Le gouvernement tchadien a officiellement annoncé son retrait de la Cour pénale internationale, critiquant une efficacité « limitée et à géométrie variable » de l’institution. Dans un communiqué diffusé par le porte-parole de l’exécutif, il souligne que cette décision fait suite à une évaluation approfondie du fonctionnement de la CPI depuis son lancement en 2002.

Le bilan de la Cour est vivement contesté : sur les treize enquêtes ouvertes depuis sa création, neuf visent des pays africains, contre seulement quatre dans d’autres régions, sans que des avancées significatives n’aient été enregistrées. Le porte-parole a également souligné que, à ce jour, seules sept personnes restent détenues, dont six dans le cadre de dossiers africains.

Une décision influencée par Washington

Cette annonce intervient après qu’un haut responsable américain a interpellé le Tchad sur le fonctionnement de la CPI. Le sous-secrétaire d’État américain en charge des Affaires africaines a sollicité, lors d’un échange téléphonique avec le ministre des Affaires étrangères tchadien, une réévaluation de l’adhésion du Tchad au Statut de Rome. Le communiqué américain évoquait des « préoccupations » quant à l’efficacité de l’institution.

Pourtant, le ministre tchadien des Affaires étrangères, Abdoulaye Sabre Fadoul, a tenu à préciser que cette décision ne résultait pas d’une pression extérieure. Interrogé sur le sujet, il a réaffirmé que le retrait s’inscrivait dans une démarche souveraine, indépendante de toute influence.
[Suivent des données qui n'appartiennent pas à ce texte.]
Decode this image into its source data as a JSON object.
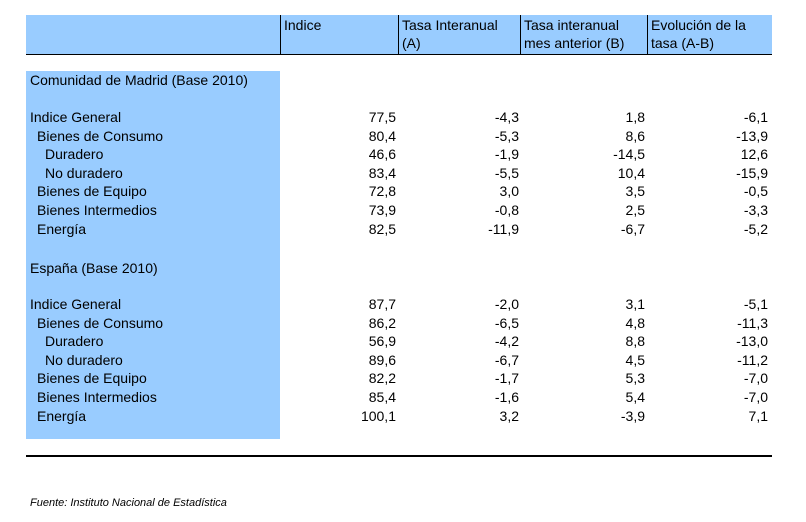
{
  "header": {
    "col1": [
      "Indice"
    ],
    "col2": [
      "Tasa Interanual",
      "(A)"
    ],
    "col3": [
      "Tasa interanual",
      "mes anterior (B)"
    ],
    "col4": [
      "Evolución de la",
      "tasa (A-B)"
    ]
  },
  "sections": [
    {
      "title": "Comunidad de Madrid (Base 2010)",
      "rows": [
        {
          "label": "Indice General",
          "indent": 0,
          "indice": "77,5",
          "a": "-4,3",
          "b": "1,8",
          "ab": "-6,1"
        },
        {
          "label": "Bienes de Consumo",
          "indent": 1,
          "indice": "80,4",
          "a": "-5,3",
          "b": "8,6",
          "ab": "-13,9"
        },
        {
          "label": "Duradero",
          "indent": 2,
          "indice": "46,6",
          "a": "-1,9",
          "b": "-14,5",
          "ab": "12,6"
        },
        {
          "label": "No duradero",
          "indent": 2,
          "indice": "83,4",
          "a": "-5,5",
          "b": "10,4",
          "ab": "-15,9"
        },
        {
          "label": "Bienes de Equipo",
          "indent": 1,
          "indice": "72,8",
          "a": "3,0",
          "b": "3,5",
          "ab": "-0,5"
        },
        {
          "label": "Bienes Intermedios",
          "indent": 1,
          "indice": "73,9",
          "a": "-0,8",
          "b": "2,5",
          "ab": "-3,3"
        },
        {
          "label": "Energía",
          "indent": 1,
          "indice": "82,5",
          "a": "-11,9",
          "b": "-6,7",
          "ab": "-5,2"
        }
      ]
    },
    {
      "title": "España (Base 2010)",
      "rows": [
        {
          "label": "Indice General",
          "indent": 0,
          "indice": "87,7",
          "a": "-2,0",
          "b": "3,1",
          "ab": "-5,1"
        },
        {
          "label": "Bienes de Consumo",
          "indent": 1,
          "indice": "86,2",
          "a": "-6,5",
          "b": "4,8",
          "ab": "-11,3"
        },
        {
          "label": "Duradero",
          "indent": 2,
          "indice": "56,9",
          "a": "-4,2",
          "b": "8,8",
          "ab": "-13,0"
        },
        {
          "label": "No duradero",
          "indent": 2,
          "indice": "89,6",
          "a": "-6,7",
          "b": "4,5",
          "ab": "-11,2"
        },
        {
          "label": "Bienes de Equipo",
          "indent": 1,
          "indice": "82,2",
          "a": "-1,7",
          "b": "5,3",
          "ab": "-7,0"
        },
        {
          "label": "Bienes Intermedios",
          "indent": 1,
          "indice": "85,4",
          "a": "-1,6",
          "b": "5,4",
          "ab": "-7,0"
        },
        {
          "label": "Energía",
          "indent": 1,
          "indice": "100,1",
          "a": "3,2",
          "b": "-3,9",
          "ab": "7,1"
        }
      ]
    }
  ],
  "source": "Fuente: Instituto Nacional de Estadística",
  "colors": {
    "header_bg": "#99ccff",
    "side_bg": "#99ccff"
  }
}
Un retrait aux conséquences juridiques majeures

Le Tchad prend cette mesure alors qu’il est lui-même sous le feu des projecteurs. L’armée soudanaise et plusieurs organisations non gouvernementales l’accusent de faciliter le transit d’armes en provenance des Émirats arabes unis vers les Forces de soutien rapide (FSR), engagées dans un conflit sanglant contre l’armée régulière soudanaise depuis avril 2023.

Cette décision risque de fragiliser les démarches en cours, notamment celle engagée en 2025 par des ONG pour dénoncer des crimes internationaux présumés, incluant l’acheminement d’armes vers les FSR. L’avocat français Vincent Brengarth, spécialiste des droits humains, a alerté sur les répercussions de ce retrait : « Au-delà des implications immédiates, cette décision affaiblit l’architecture internationale de justice et risque de permettre à des criminels de rester impunis. »

Les deux camps du conflit soudanais sont régulièrement pointés du doigt pour les exactions commises, notamment les attaques ciblées contre des civils et les bombardements aveugles de zones peuplées.

Quelques heures après le Tchad, le Venezuela a également annoncé son départ de la CPI, dénonçant un « biais géographique » ayant concentré les activités de l’institution sur des pays africains et latino-américains, au détriment du reste du monde.